Aside from its entertainment value, the prairie chicken is a symbol of our natural heritage. From a scientific viewpoint, this bird is regarded as the canary in the mine. Only a well-maintained prairie will support a prairie chicken population. A healthy prairie will provide the habitat for other creatures, like the upland sandpiper, the eastern meadowlark and the regal fritillary butterfly.
The ideal prairie for prairie chickens needs to be about 10,000 acres of patchy grasslands, with medium-height grasses for cover and high areas with short grass (leks) for courtship rituals. It needs to be treeless, otherwise hawks and other predators may sit in tree branches. Trees will also shelter raccoons and opossums that may destroy nests.
It will have a succession of broadleaf flowering plants that change every two weeks. Birds want the seeds from the flowers. Other prairie creatures depend upon the blossoms. Regal fritillary butterflies, for example, need violets in the spring for the larvae to feed upon. In the summer, the adult butterflies suck the nectar of coneflowers. In addition, with the suite of wildflowers come the insects that munch them. These insects, of course, provide protein for the bird population. Etc., etc., etc.
Why should we care about prairies?
The prairie, with all its diversity, is part of our natural heritage. It wasn't that long ago that buffalo roamed these grasslands. (In fact, Prairie State Park near the Kansas border still has grazing bison, as well as about 60 native prairie chickens.) State parks are charged with preserving our history, and voters clearly want to continue that preservation. A Missouri constitutional amendment levied a one-tenth-of-1-percent sales tax for parks and efforts to prevent erosion in 1984. The tax was re-approved in 1988 and 1996, with a two-thirds majority.
Prairies are beautiful. Fields of flowers stretching to the horizon can be spectacular.
Sentiment aside, prairies sequester more carbon than forests, according to Stephen Clubine of the Missouri Department of Conservation. The root systems store 2-3 times more carbon than the above-ground greenery. And these areas require no fertilizer and infrequent mowing. Large sections of Forest Park in St. Louis have been turned to prairie, exchanging high-maintenance, heavily fertilized lawn for wild grasses and flowers that can be left alone.
Finally, prairies have become attractive to some farmers. Beef cattle are healthier and more fertile when their usual diet of tall fescue is supplemented with the variety of grasses on the prairie. And many farmers are enthusiastic about providing cover for game birds.
Having these "poster birds" make the Missouri grasslands their new home will not only bring some entertainment back to the prairies (have you watched that YouTube video yet?), but will have ecological benefits that ripple throughout the region.
Fires on the prairie
Fire is a primary tool of prairie management. After a prairie is burned, the ashes return nutrients to the soil; growth the next season will be especially lush and varied. (Some seeds require fire to germinate.) In succeeding years, the numbers of flowers decrease, and grasses develop into thatch. It may be time to burn again.

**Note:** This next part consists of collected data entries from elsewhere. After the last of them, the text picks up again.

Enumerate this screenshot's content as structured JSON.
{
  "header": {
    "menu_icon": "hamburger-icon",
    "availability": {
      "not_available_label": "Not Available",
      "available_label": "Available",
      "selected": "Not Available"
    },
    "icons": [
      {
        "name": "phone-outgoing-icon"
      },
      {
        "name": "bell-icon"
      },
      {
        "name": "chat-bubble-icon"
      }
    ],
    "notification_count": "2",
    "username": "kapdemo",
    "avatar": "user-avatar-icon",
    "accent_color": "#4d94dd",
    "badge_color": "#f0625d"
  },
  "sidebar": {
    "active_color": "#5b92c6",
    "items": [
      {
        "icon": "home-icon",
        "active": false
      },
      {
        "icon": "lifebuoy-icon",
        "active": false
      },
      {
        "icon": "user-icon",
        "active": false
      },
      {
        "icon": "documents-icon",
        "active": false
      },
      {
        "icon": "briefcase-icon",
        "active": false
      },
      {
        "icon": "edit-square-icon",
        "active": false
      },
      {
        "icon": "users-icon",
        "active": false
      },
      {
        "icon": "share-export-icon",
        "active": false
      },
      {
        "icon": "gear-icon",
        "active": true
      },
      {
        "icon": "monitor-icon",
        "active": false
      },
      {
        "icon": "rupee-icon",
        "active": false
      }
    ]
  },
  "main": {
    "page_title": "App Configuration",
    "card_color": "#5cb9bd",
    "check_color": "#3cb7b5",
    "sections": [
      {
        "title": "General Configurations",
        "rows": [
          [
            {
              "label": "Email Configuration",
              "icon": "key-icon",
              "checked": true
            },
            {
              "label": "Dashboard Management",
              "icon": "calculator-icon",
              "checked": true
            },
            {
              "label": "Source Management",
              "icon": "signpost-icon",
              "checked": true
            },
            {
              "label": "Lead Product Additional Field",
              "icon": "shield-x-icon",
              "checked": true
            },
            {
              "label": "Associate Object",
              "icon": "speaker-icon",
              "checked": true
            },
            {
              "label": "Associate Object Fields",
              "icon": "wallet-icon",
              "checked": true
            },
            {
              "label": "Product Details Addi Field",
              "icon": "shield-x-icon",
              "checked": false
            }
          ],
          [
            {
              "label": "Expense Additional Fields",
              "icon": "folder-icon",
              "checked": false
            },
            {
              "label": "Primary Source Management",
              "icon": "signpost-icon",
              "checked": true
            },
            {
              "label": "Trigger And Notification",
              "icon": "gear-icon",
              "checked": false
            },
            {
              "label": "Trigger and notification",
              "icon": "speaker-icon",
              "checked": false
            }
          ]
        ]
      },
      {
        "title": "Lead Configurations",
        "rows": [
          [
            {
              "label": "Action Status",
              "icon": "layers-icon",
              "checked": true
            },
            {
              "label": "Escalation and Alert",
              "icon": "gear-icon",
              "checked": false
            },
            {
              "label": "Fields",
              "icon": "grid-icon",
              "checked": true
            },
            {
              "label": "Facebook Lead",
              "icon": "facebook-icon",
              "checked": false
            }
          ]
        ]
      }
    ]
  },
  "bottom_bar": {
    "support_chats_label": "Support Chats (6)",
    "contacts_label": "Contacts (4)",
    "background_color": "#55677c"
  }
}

Prairie chickens and other birds are not harmed by controlled burns in early spring, fall and winter. They simply fly to a safe area nearby and will often return to burned areas to raise broods. Grazing helps ensure the cover will not be too dense for broods. Today cattle often serve the same purpose as buffalo in an earlier day.
Jo Seltzer is a freelance writer with more than 30 years on the research faculty at the Washington University School of Medicine and seven years teaching tech writing at WU's engineering school.